A Room with a Hue project has been developed by MA Publishing students (at the London College of Communication) as part of their course. As a feature of the main project, this blog will introduce the users to creative working environments inspiring artists around the world. Discussions, events, abstracts from the book, but also colours and emotions will be experienced by the readers, giving them the chance to have a different insight into the art world.

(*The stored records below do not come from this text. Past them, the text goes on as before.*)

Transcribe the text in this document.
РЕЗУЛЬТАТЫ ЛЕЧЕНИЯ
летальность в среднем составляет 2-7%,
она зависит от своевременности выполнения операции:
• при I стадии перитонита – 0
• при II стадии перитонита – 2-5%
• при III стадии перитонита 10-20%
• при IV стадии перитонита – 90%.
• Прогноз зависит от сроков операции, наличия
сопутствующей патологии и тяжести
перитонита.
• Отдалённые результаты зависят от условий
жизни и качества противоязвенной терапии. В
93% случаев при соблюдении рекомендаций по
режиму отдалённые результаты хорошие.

Open your artistic mind.

Thursday 10 March 2011

‘One of the skills of being a freelance musician is that you have to adapt to whatever style and arena you’re playing.’

Nicholas Ireson
Musician

In the case of French Horn player Nicholas Ireson this includes opera, classical and contemporary music, played in myriad venues ranging from freezing church halls to opera pits and even packed football stadia…

Background
Having taken up the horn aged twelve, switching after six formative years on the trumpet, Ireson established himself at both his school orchestra and the local music service in his home county of Hertfordshire. Aged eighteen he was accepted to read music at Christ Church College, Oxford University. After graduating from Oxford, he moved to London in order to take up a two year scholarship at the Royal Academy of Music, which provided the training required for the professional work which he began to receive during his time there.

The most picturesque venue
  • St George’s in Hanover Square
  • Wigmore Hall,

Those two are ‘in no way exhaustive. You have a positive experience of a venue if your performance goes well. If you go to a pub and have a bad date, that doesn’t mean it’s a bad pub’

Performances
  • John Williams’ film music, at Barbican and at Birmingham’s Symphony Hall
  • Stadion Miejski in Poznan, accompanied Sting as part of the Royal Philharmonic Concert Orchestra


The ‘French Horn’ and working environment
The French Horn is an instrument with a large potential for mistakes so nerves are never entirely absent from Ireson’s live performances, but studio recordings can be even more pressurised. Film score sessions are hard to come by, lucrative but with limited time frames, so it’s crucial not to be the musician whose errors slow everyone else down.